Abstract

Objective: To study the efficacy of the posterior and posterolateral approach in thoracolumbar tuberculosis.
 Material and Methods: 60 patients with thoracolumbar TB spine were enrolled in the study from 2015 to 2021. These patients had single-level disease with low back pain and neurological compromise in lower limbs. The diagnosis was made on an MRI of the spine and elevated ESR levels. All patients were started with antituberculous treatment. The pain was measured on the VAS score, and neurological status was assessed on the ASIA score. Kyphosis angle was calculated on a lateral x-ray of the spine. All patients were operated on by posterior and posterolateral approaches with decompression and fusion. At follow-up, fusion was assessed on every visit by x-ray along with neurological status and pain score.

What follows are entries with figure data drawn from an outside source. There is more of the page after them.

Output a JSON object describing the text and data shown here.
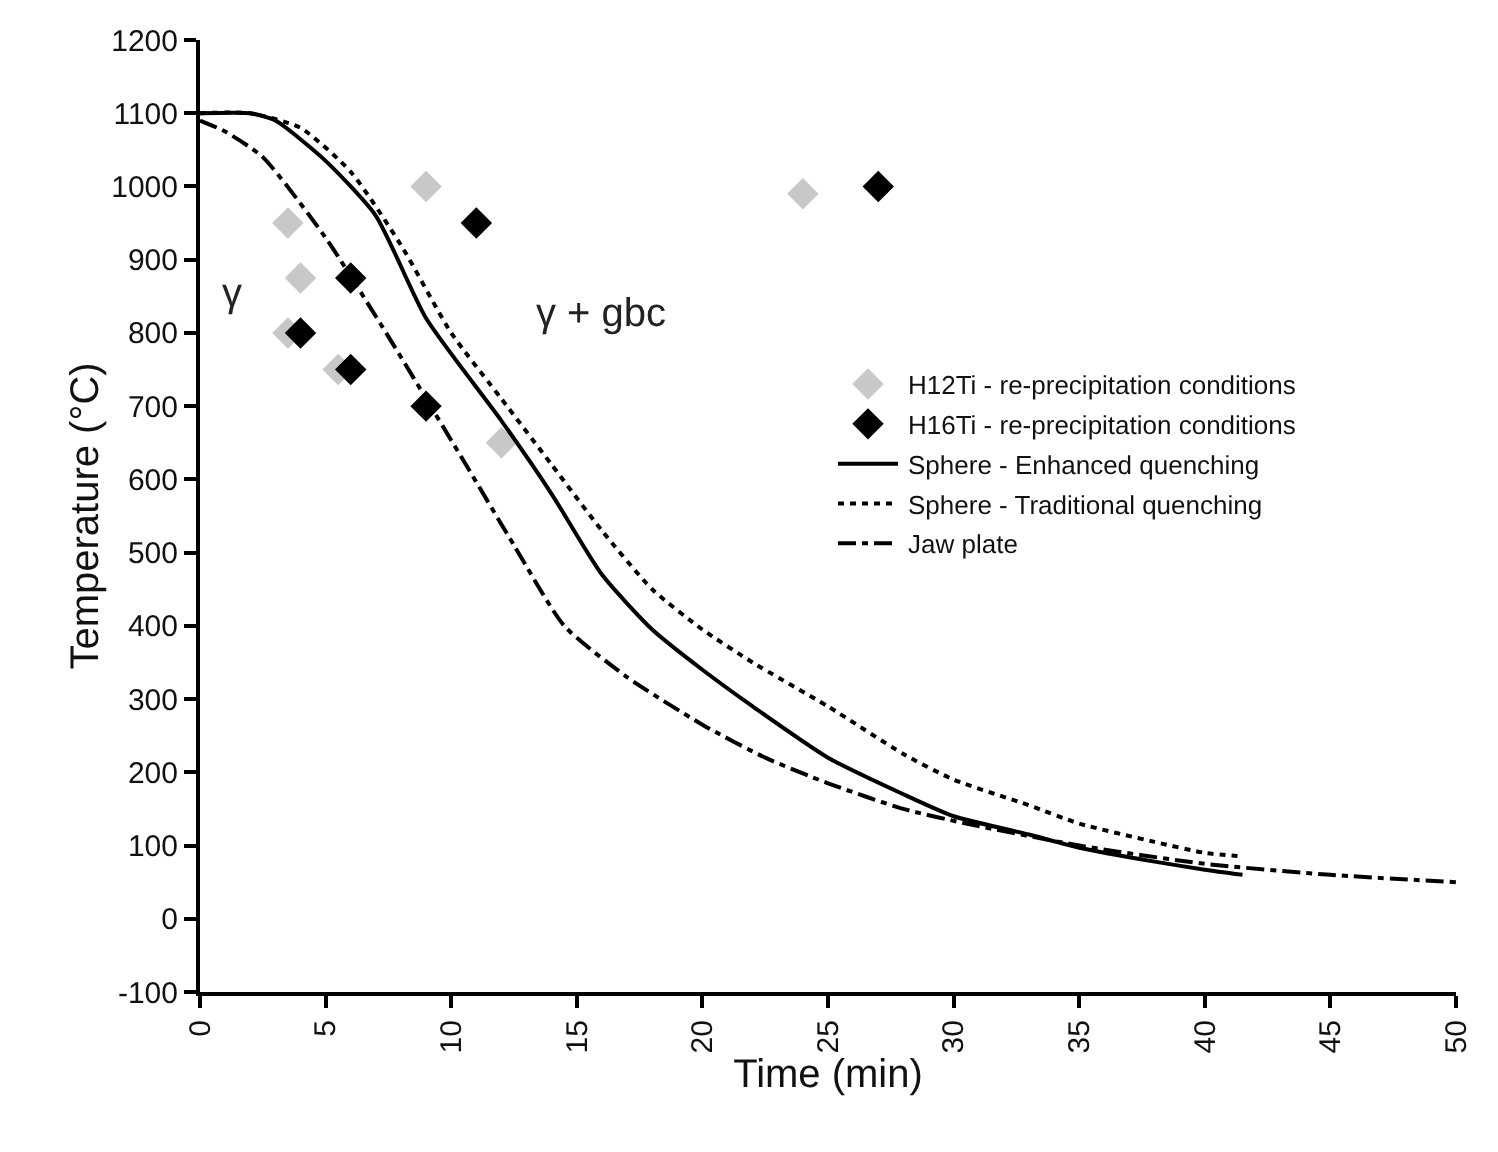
{
  "chart_data": {
    "type": "line",
    "xlabel": "Time (min)",
    "ylabel": "Temperature (°C)",
    "xlim": [
      0,
      50
    ],
    "xticks": [
      0,
      5,
      10,
      15,
      20,
      25,
      30,
      35,
      40,
      45,
      50
    ],
    "ylim": [
      -100,
      1200
    ],
    "yticks": [
      -100,
      0,
      100,
      200,
      300,
      400,
      500,
      600,
      700,
      800,
      900,
      1000,
      1100,
      1200
    ],
    "grid": false,
    "legend": "right",
    "annotations": [
      "γ",
      "γ + gbc"
    ],
    "series": [
      {
        "name": "H12Ti - re-precipitation conditions",
        "type": "scatter",
        "marker": "diamond",
        "color": "#c8c8c8",
        "x": [
          3.5,
          4,
          3.5,
          5.5,
          9,
          12,
          24
        ],
        "values": [
          950,
          875,
          800,
          750,
          1000,
          650,
          990
        ]
      },
      {
        "name": "H16Ti - re-precipitation conditions",
        "type": "scatter",
        "marker": "diamond",
        "color": "#000000",
        "x": [
          4,
          6,
          6,
          9,
          11,
          27
        ],
        "values": [
          800,
          875,
          750,
          700,
          950,
          1000
        ]
      },
      {
        "name": "Sphere - Enhanced quenching",
        "line_style": "solid",
        "color": "#000000",
        "x": [
          0,
          2,
          3,
          5,
          7,
          9,
          12,
          14,
          16,
          18,
          20,
          22,
          25,
          28,
          30,
          33,
          35,
          38,
          40,
          41.5
        ],
        "values": [
          1100,
          1100,
          1090,
          1035,
          960,
          820,
          680,
          580,
          470,
          395,
          340,
          290,
          220,
          170,
          140,
          115,
          97,
          78,
          67,
          60
        ]
      },
      {
        "name": "Sphere - Traditional quenching",
        "line_style": "dotted",
        "color": "#000000",
        "x": [
          0,
          2,
          4,
          6,
          8,
          10,
          12,
          14,
          16,
          18,
          20,
          22,
          25,
          28,
          30,
          33,
          35,
          38,
          40,
          41.5
        ],
        "values": [
          1100,
          1100,
          1080,
          1020,
          920,
          800,
          710,
          620,
          530,
          450,
          395,
          350,
          290,
          225,
          190,
          155,
          130,
          105,
          90,
          85
        ]
      },
      {
        "name": "Jaw plate",
        "line_style": "dashdot",
        "color": "#000000",
        "x": [
          0,
          1,
          2.5,
          5,
          7.5,
          10.5,
          12.5,
          14.5,
          17,
          20,
          22.5,
          25,
          28,
          30.5,
          35,
          40,
          45,
          50
        ],
        "values": [
          1090,
          1075,
          1040,
          930,
          795,
          625,
          510,
          400,
          330,
          265,
          220,
          185,
          150,
          130,
          100,
          75,
          60,
          50
        ]
      }
    ]
  }
}
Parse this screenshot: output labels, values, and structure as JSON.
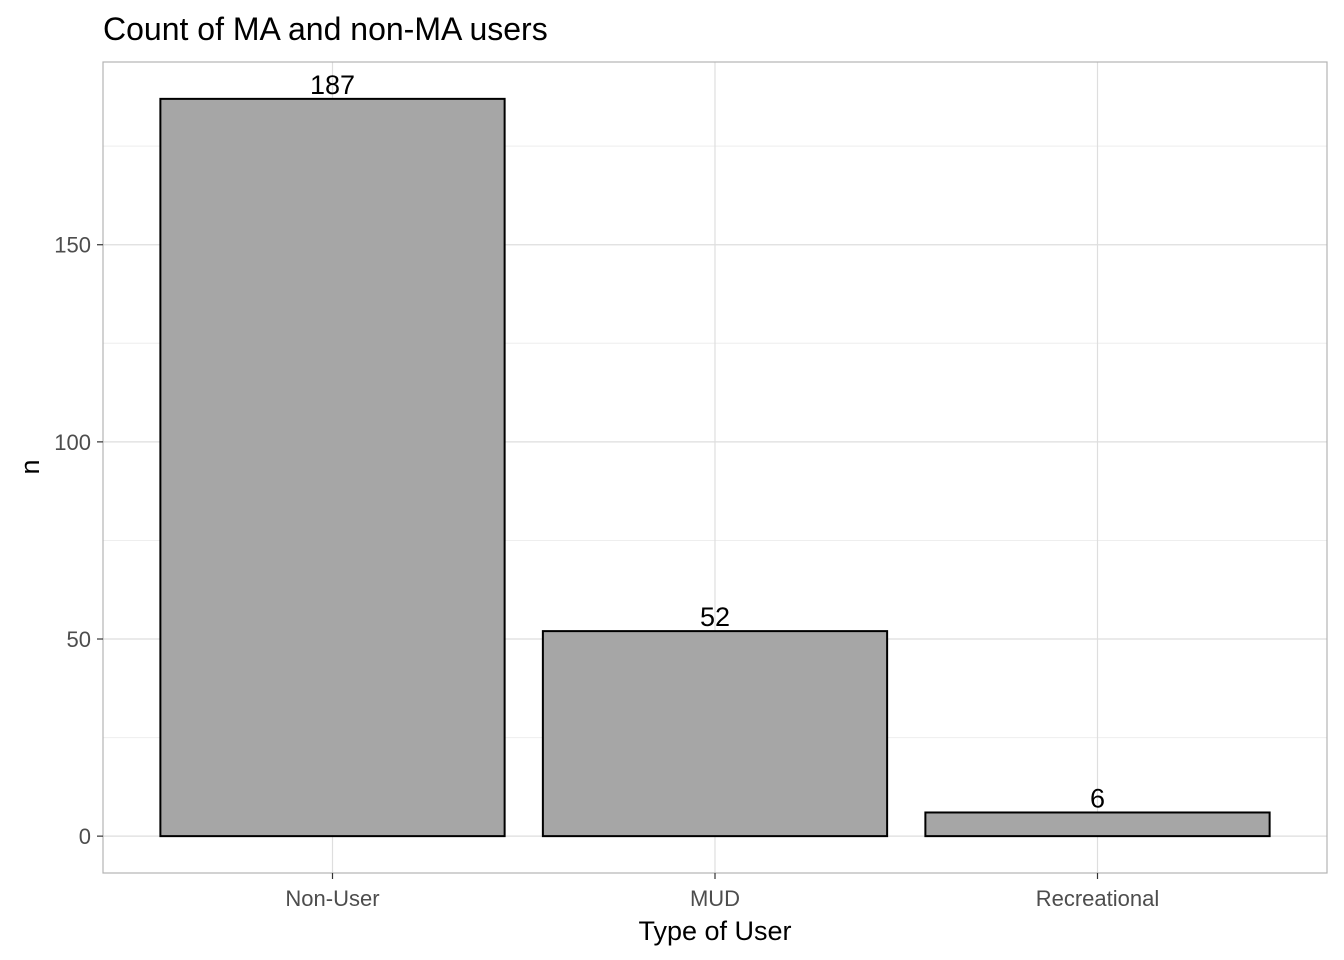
{
  "chart_data": {
    "type": "bar",
    "title": "Count of MA and non-MA users",
    "xlabel": "Type of User",
    "ylabel": "n",
    "categories": [
      "Non-User",
      "MUD",
      "Recreational"
    ],
    "values": [
      187,
      52,
      6
    ],
    "data_labels": [
      "187",
      "52",
      "6"
    ],
    "ylim": [
      -9.35,
      196.35
    ],
    "yticks": [
      0,
      50,
      100,
      150
    ],
    "ytick_labels": [
      "0",
      "50",
      "100",
      "150"
    ],
    "grid": true,
    "legend": "none",
    "colors": {
      "bar_fill": "#a6a6a6",
      "bar_stroke": "#000000",
      "grid_major": "#dedede",
      "grid_minor": "#eeeeee",
      "panel_border": "#b3b3b3",
      "tick_text": "#4d4d4d"
    }
  }
}
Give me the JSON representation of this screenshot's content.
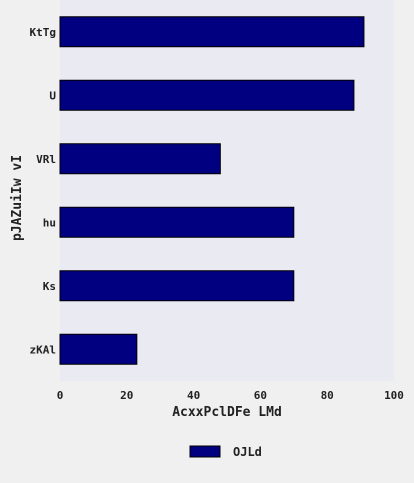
{
  "chart_data": {
    "type": "bar",
    "orientation": "horizontal",
    "categories": [
      "KtTg",
      "U",
      "VRl",
      "hu",
      "Ks",
      "zKAl"
    ],
    "series": [
      {
        "name": "OJLd",
        "values": [
          91,
          88,
          48,
          70,
          70,
          23
        ],
        "color": "#000080"
      }
    ],
    "xlabel": "AcxxPclDFe LMd",
    "ylabel": "pJAZuiIw vI",
    "xlim": [
      0,
      100
    ],
    "xticks": [
      "0",
      "20",
      "40",
      "60",
      "80",
      "100"
    ],
    "grid": false,
    "legend_position": "bottom-center",
    "colors": {
      "plot_background": "#eaeaf2",
      "page_background": "#f0f0f0",
      "bar_edge": "#000000"
    }
  }
}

 Results: The mean age of patients was 45.8 years (25 to 66 years). 59.5% patients achieved radiological fusion on follow-up x-rays. There was a significant improvement in VAS score preoperatively mean and SD6.38 ± 1.24to postoperatively 4.45 ± 1.09. The mean and SD of kyphosis in patients preoperatively was 22.3 ± 3.06 to post-operative 22.3 ± 3.06 with a p-value < 0.05 which shows significant improvement.
 Conclusion: Posterior and posterolateral decompression and fusion of thoracolumbar tuberculosis is a good surgical approach in respect of neurological outcome, correction of kyphosis, and pain improvement.